Studies on the receptors of CBD targets are very limited; only a few ligands are known. Of the known CBD targets, the involvement of wall teichoic acids in the binding of L. monocytogenes phage lysins to CBDs have been shown (Eugster and Loessner 2012; Eugster et al. 2011). Research by Mahony et al. in 2013 revealed that the host range of 936-type phages correlates with the cell wall polysaccharide (CWPS) types of the targeted L. lactis bacteria. Among the 11 lactococcal 936-type phages studied, most infected strains with MG/SK CWPS (genotype C), others with IL/KF CWPS (genotype B), and a small portion demonstrated infectivity towards both. Even though CWPS has been shown to be a major factor determining phage sensitivity in Lactococcus spp. (Ainsworth et al 2014), it seems not to correlate with LysL sensitivity, as both LysL sensitive and resistant strains were found from different CWPS genotype groups (Table 2). Consequently, it seems unlikely that the CBDLysL would use CWPS as the binding target. However, additional investigation is required for a better understanding of the specific target to which CBDLysL binds.

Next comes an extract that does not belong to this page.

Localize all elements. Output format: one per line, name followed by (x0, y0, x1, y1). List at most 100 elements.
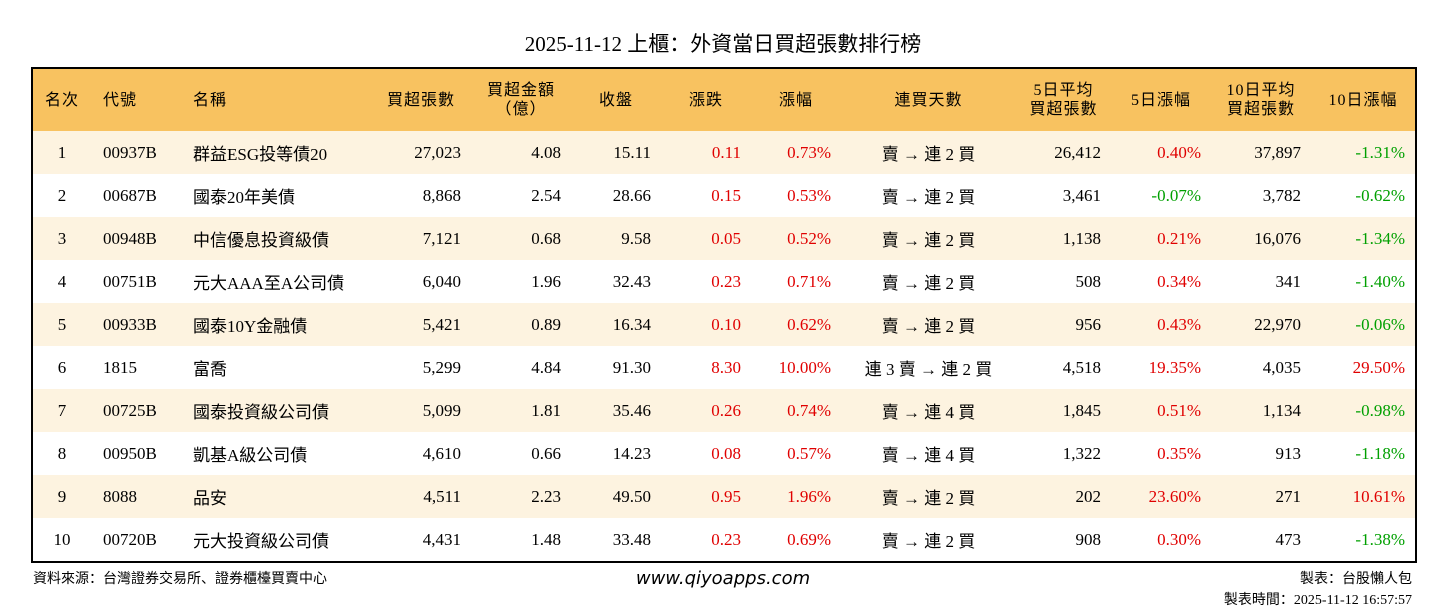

It is not fully certain whether LysL is a VAL or endolysin. VALs are often claimed to lack a CBD, although there is an exception reported where the VAL of Staphylococcus aureus phage P68 carries a CBD (Takác and Bläsi 2005). Regarding EADs, M23 peptidase present in LysL is rarely an EAD in endolysins, while being frequently found in VAL catalytic active domains (Oliveira et al. 2018). Otherwise the LysL protein structure resembles a conventional endolysin. However, the location of the lysL gene in the genome is not typical for an endolysin gene. Endolysin and holin genes are usually located adjacently in the lysis cassette of prophages (Summer et al. 2007; Shin et al. 2014). However, this is not always the case, as for instance in the ΦC2 prophage of Clostridioides difficile the endolysin gene is downstream of holin gene after abiF gene, which confers phage resistance to bacteria (Goh et al. 2007). In the case of lysL gene, there is no adjacent holin gene, but there are two holin genes about 800 bp downstream of lysL (Fig. 1). However, immediately downstream of the holin genes, there is another gene encoding a lysin with an N-terminal amidase as an apparent EAD and with an unknown C-terminus for a putative CBD, making this lysin gene to look like a typical endolysin. Still, some phages carry two endolysins, e.g. Lactococcus phage KSY1 and E. coli phage swi2 (Chopin et al. 2007; Sui et al. 2021). These endolysin genes are also neighboured by holin genes in the phage genomes. However, lysL gene is located in an incomplete prophage PLl460-1, where it is unknown which parts of the prophage have been rearranged. Hence, the set and the order of the genes may have earlier been different in PLl460-1. Phages can evolve by recombinations, causing gene exchanges (Oechslin et al 2022). It is therefore possible that the origin of lysl gene is not prophage PLl460-1, or that even larger part of the prophage region is a result of recombinations and genomic rearrangements. Based on BLAST nucleotide sequence comparisons, identical (≥ 99%) prophage PLl460-1 fragment in the same location in the chromosome (Fig. 1), is found from several other L. lactis strains, for instance the strains SRCM103457, JXNPKM 1305, and D53 (accession numbers CP035757.1, JAKIVG010000004.1, and WKFC01000004.1). Thus, the mutations, rearrangements and possible recombinations in the prophage fragment causing gene exchanges have most likely happened earlier in an ancestor strain, and not in LAC460.